I was not planning to make a quilt today! I was searching through my fabric bins for something quite unrelated when a screenprint from ages ago caught my eye. That’s what happens when you have a printing session – you end up with heaps of prints and you might have a purpose in mind for one or two but most get stashed away for another day. This particular piece featured two large feathers, one a positive shape and the other the negative. I didn’t photograph the print before I started which is why you get to see the quilted version! As I’m on a mission to use as many of my scraps as possible and by now I was completely distracted from my original task so I started to gather together bits and pieces that I thought could work with the screenprint.
I have several bins full of cotton fabrics but some of the scraps were pretty small and that helped me decide how best to use them – I’d join 3inch squares in bands to sit alongside the print. That’s a great way to make something out of almost nothing and a quick technique so I soon had a quilt top of a reasonable size to work with.

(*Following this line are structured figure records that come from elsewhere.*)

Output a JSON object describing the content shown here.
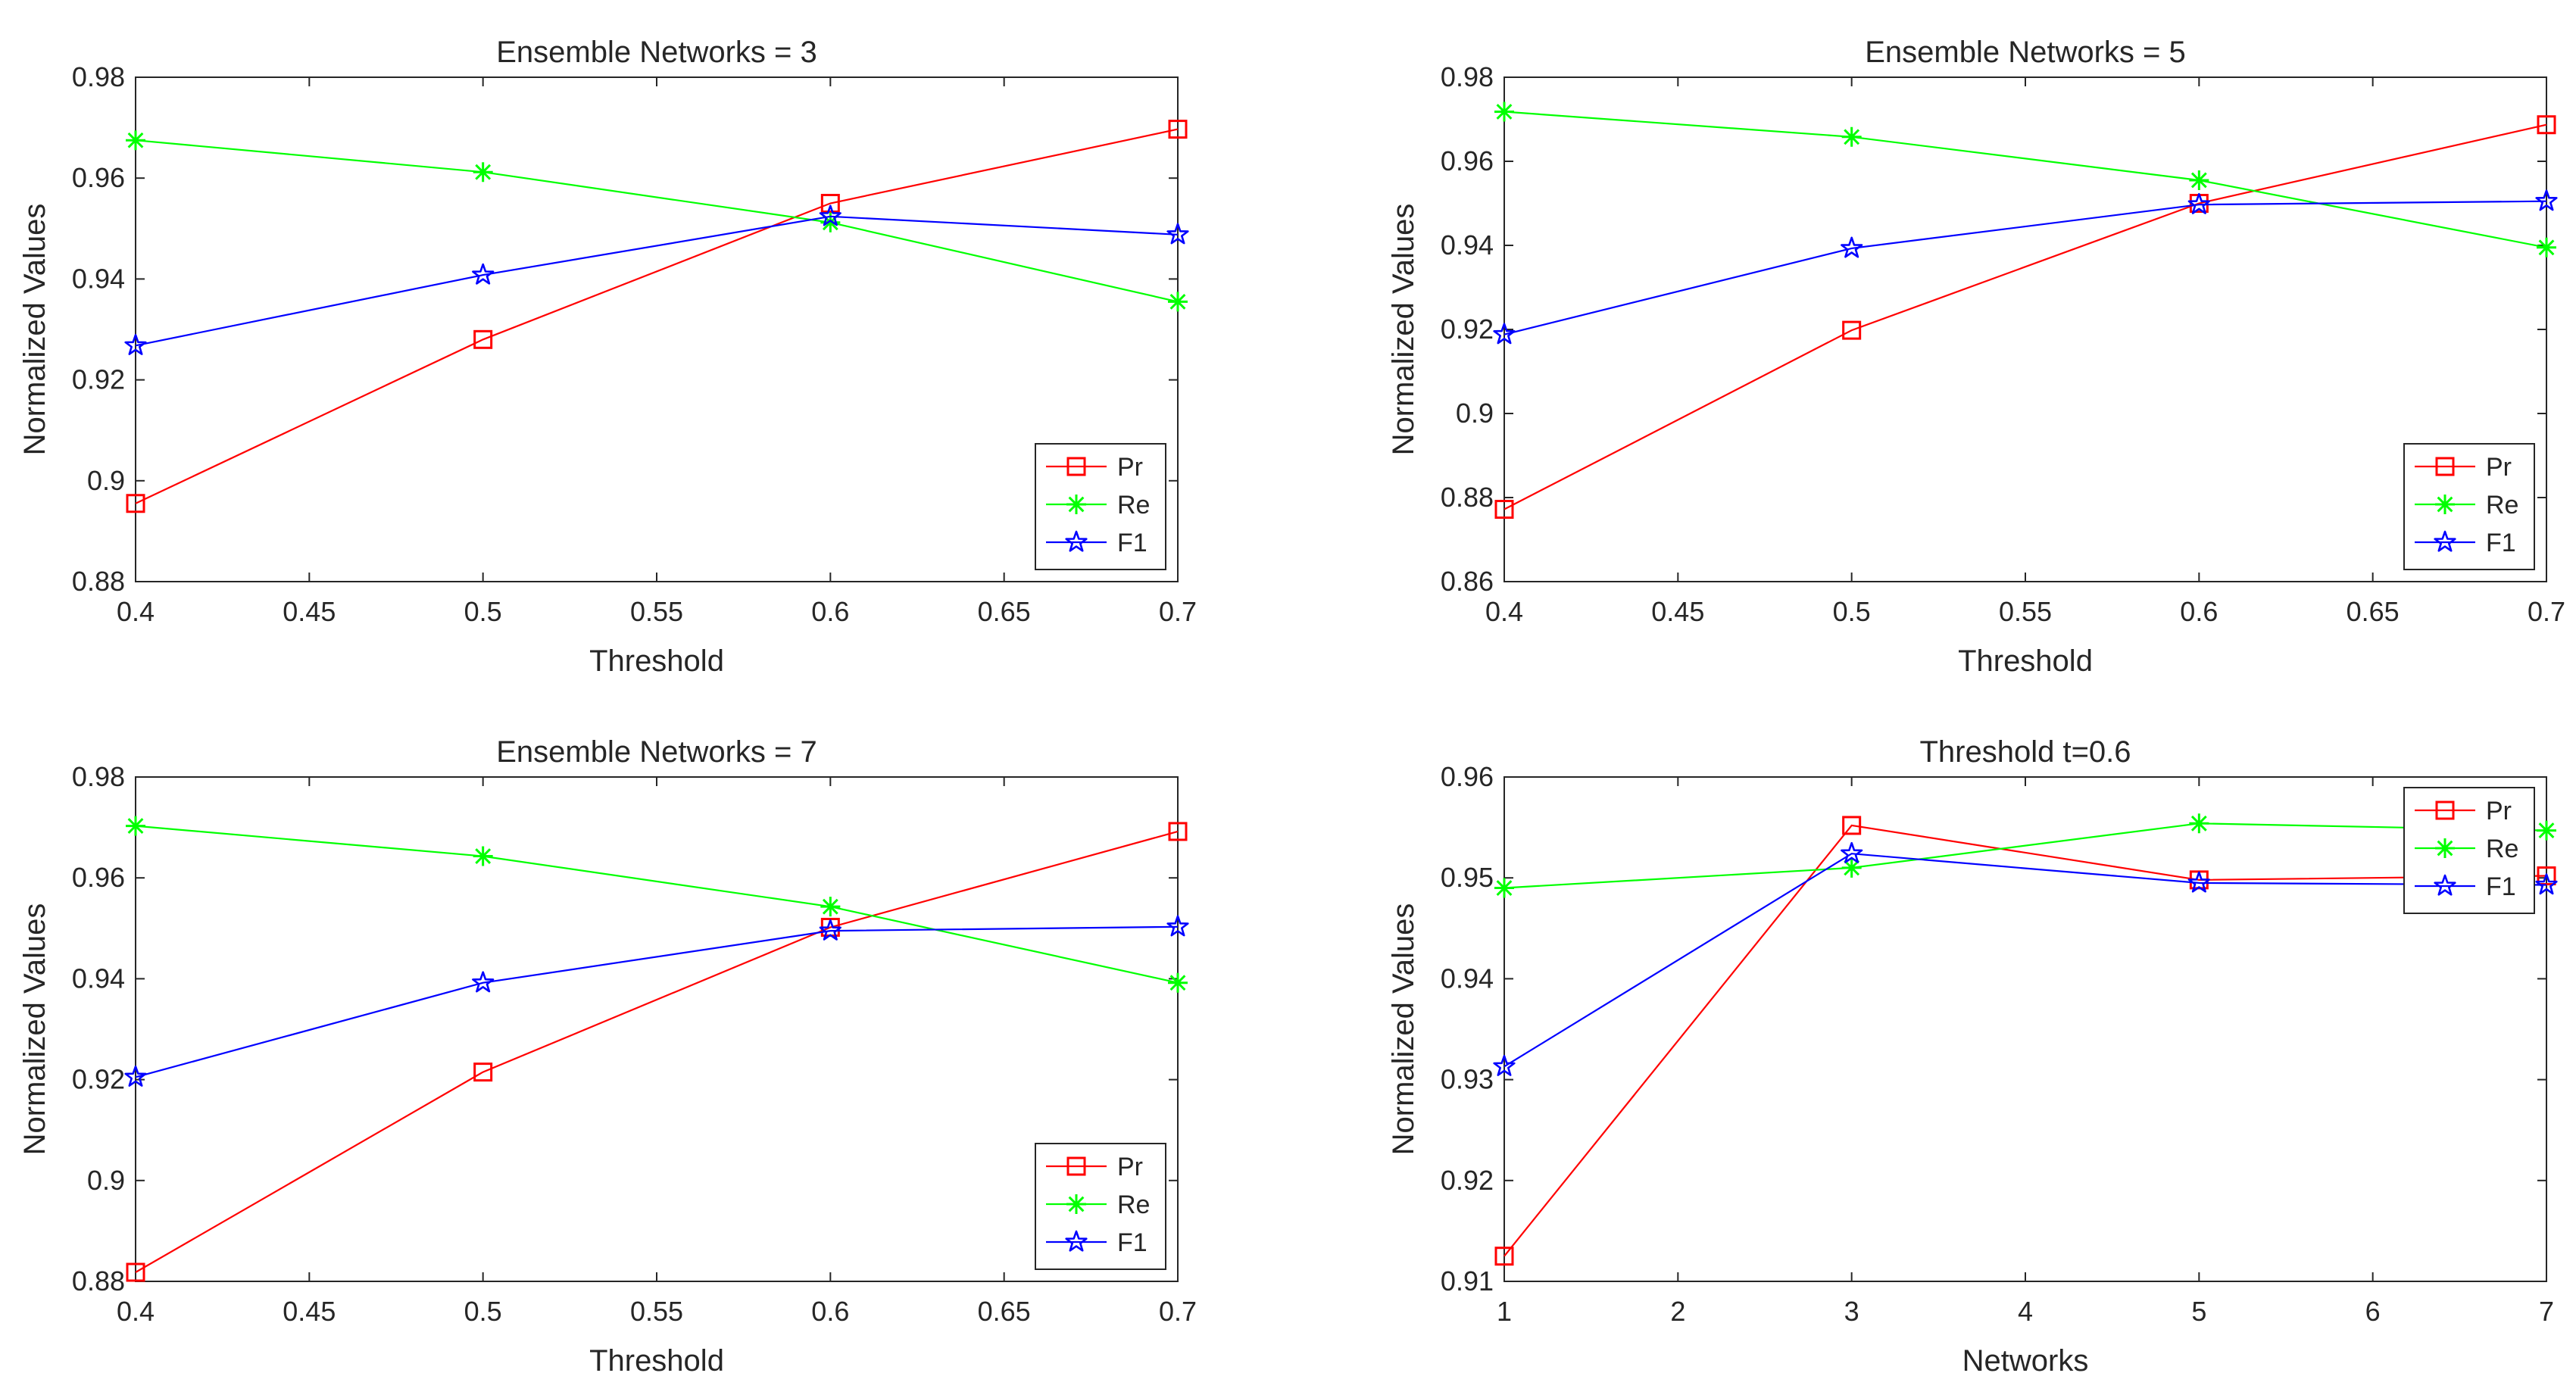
{
  "chart_data": [
    {
      "type": "line",
      "title": "Ensemble Networks = 3",
      "xlabel": "Threshold",
      "ylabel": "Normalized Values",
      "xlim": [
        0.4,
        0.7
      ],
      "ylim": [
        0.88,
        0.98
      ],
      "xticks": [
        0.4,
        0.45,
        0.5,
        0.55,
        0.6,
        0.65,
        0.7
      ],
      "xtick_labels": [
        "0.4",
        "0.45",
        "0.5",
        "0.55",
        "0.6",
        "0.65",
        "0.7"
      ],
      "yticks": [
        0.88,
        0.9,
        0.92,
        0.94,
        0.96,
        0.98
      ],
      "ytick_labels": [
        "0.88",
        "0.9",
        "0.92",
        "0.94",
        "0.96",
        "0.98"
      ],
      "x": [
        0.4,
        0.5,
        0.6,
        0.7
      ],
      "legend_position": "bottom-right",
      "series": [
        {
          "name": "Pr",
          "color": "#ff0000",
          "marker": "square",
          "values": [
            0.8955,
            0.928,
            0.955,
            0.9697
          ]
        },
        {
          "name": "Re",
          "color": "#00ff00",
          "marker": "asterisk",
          "values": [
            0.9675,
            0.9612,
            0.9512,
            0.9355
          ]
        },
        {
          "name": "F1",
          "color": "#0000ff",
          "marker": "star",
          "values": [
            0.9268,
            0.9408,
            0.9524,
            0.9488
          ]
        }
      ]
    },
    {
      "type": "line",
      "title": "Ensemble Networks = 5",
      "xlabel": "Threshold",
      "ylabel": "Normalized Values",
      "xlim": [
        0.4,
        0.7
      ],
      "ylim": [
        0.86,
        0.98
      ],
      "xticks": [
        0.4,
        0.45,
        0.5,
        0.55,
        0.6,
        0.65,
        0.7
      ],
      "xtick_labels": [
        "0.4",
        "0.45",
        "0.5",
        "0.55",
        "0.6",
        "0.65",
        "0.7"
      ],
      "yticks": [
        0.86,
        0.88,
        0.9,
        0.92,
        0.94,
        0.96,
        0.98
      ],
      "ytick_labels": [
        "0.86",
        "0.88",
        "0.9",
        "0.92",
        "0.94",
        "0.96",
        "0.98"
      ],
      "x": [
        0.4,
        0.5,
        0.6,
        0.7
      ],
      "legend_position": "bottom-right",
      "series": [
        {
          "name": "Pr",
          "color": "#ff0000",
          "marker": "square",
          "values": [
            0.8772,
            0.9198,
            0.95,
            0.9687
          ]
        },
        {
          "name": "Re",
          "color": "#00ff00",
          "marker": "asterisk",
          "values": [
            0.9718,
            0.9658,
            0.9555,
            0.9395
          ]
        },
        {
          "name": "F1",
          "color": "#0000ff",
          "marker": "star",
          "values": [
            0.9188,
            0.9393,
            0.9497,
            0.9505
          ]
        }
      ]
    },
    {
      "type": "line",
      "title": "Ensemble Networks = 7",
      "xlabel": "Threshold",
      "ylabel": "Normalized Values",
      "xlim": [
        0.4,
        0.7
      ],
      "ylim": [
        0.88,
        0.98
      ],
      "xticks": [
        0.4,
        0.45,
        0.5,
        0.55,
        0.6,
        0.65,
        0.7
      ],
      "xtick_labels": [
        "0.4",
        "0.45",
        "0.5",
        "0.55",
        "0.6",
        "0.65",
        "0.7"
      ],
      "yticks": [
        0.88,
        0.9,
        0.92,
        0.94,
        0.96,
        0.98
      ],
      "ytick_labels": [
        "0.88",
        "0.9",
        "0.92",
        "0.94",
        "0.96",
        "0.98"
      ],
      "x": [
        0.4,
        0.5,
        0.6,
        0.7
      ],
      "legend_position": "bottom-right",
      "series": [
        {
          "name": "Pr",
          "color": "#ff0000",
          "marker": "square",
          "values": [
            0.8818,
            0.9215,
            0.9502,
            0.9692
          ]
        },
        {
          "name": "Re",
          "color": "#00ff00",
          "marker": "asterisk",
          "values": [
            0.9703,
            0.9643,
            0.9543,
            0.9392
          ]
        },
        {
          "name": "F1",
          "color": "#0000ff",
          "marker": "star",
          "values": [
            0.9205,
            0.9392,
            0.9495,
            0.9503
          ]
        }
      ]
    },
    {
      "type": "line",
      "title": "Threshold t=0.6",
      "xlabel": "Networks",
      "ylabel": "Normalized Values",
      "xlim": [
        1,
        7
      ],
      "ylim": [
        0.91,
        0.96
      ],
      "xticks": [
        1,
        2,
        3,
        4,
        5,
        6,
        7
      ],
      "xtick_labels": [
        "1",
        "2",
        "3",
        "4",
        "5",
        "6",
        "7"
      ],
      "yticks": [
        0.91,
        0.92,
        0.93,
        0.94,
        0.95,
        0.96
      ],
      "ytick_labels": [
        "0.91",
        "0.92",
        "0.93",
        "0.94",
        "0.95",
        "0.96"
      ],
      "x": [
        1,
        3,
        5,
        7
      ],
      "legend_position": "top-right",
      "series": [
        {
          "name": "Pr",
          "color": "#ff0000",
          "marker": "square",
          "values": [
            0.9125,
            0.9552,
            0.9498,
            0.9502
          ]
        },
        {
          "name": "Re",
          "color": "#00ff00",
          "marker": "asterisk",
          "values": [
            0.949,
            0.951,
            0.9554,
            0.9547
          ]
        },
        {
          "name": "F1",
          "color": "#0000ff",
          "marker": "star",
          "values": [
            0.9313,
            0.9524,
            0.9495,
            0.9493
          ]
        }
      ]
    }
  ]
}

I layered the top with batting and a cotton fabric backing before attaching the walking foot (Husqvarna’s Even Feed Foot) to my machine. The foot has quarter inch markings making it a cinch to stitch a straight line either side of the seams. I used a scarlet Cotona 30 thread from Madeira to add a warm spark. I love what that red adds to the overall effect! My machine has a fix option and a scissor function that takes the thread to the back of the work and cuts it. Both of those functions proved really helpful with every line of quilting, especially where a line needed to end in the middle of the quilt. Where I wanted the grid quilting to extend beyond the checkerboard patchwork I ruled chalk lines as a guide to my stitching. A pastel pencil is good for this as most rubs away during the quilting and any still visible brushes off when I’ve finished.
When I’d stitched most of the grid quilting I switched over to the machine I favour for free motion stitching and worked an angular design in a steel blue AeroQuilt thread. I think the contrast between the guided and free motion stitching makes for an interesting effect.
I outlined the feather in the same scarlet colour I used for the grids and continued the background quilting with more free motion stitching in the blue grey.
I’ve still got lots to do so I’m not showing the whole piece yet. You can see how baggy the unquilted fabrics are at the moment and the contrast of tension between the densely stitched areas and the more open grid quilting is distorting the quilt – something I have to deal with shortly. Think this will mean more stitching!
I don’t suggest it would suit everybody to work in this totally unplanned way but it is giving me a lot of satisfaction to see how many bits have left those overstuffed scrap fabric bins! I’ll update the posts when there’s a resolved piece to share!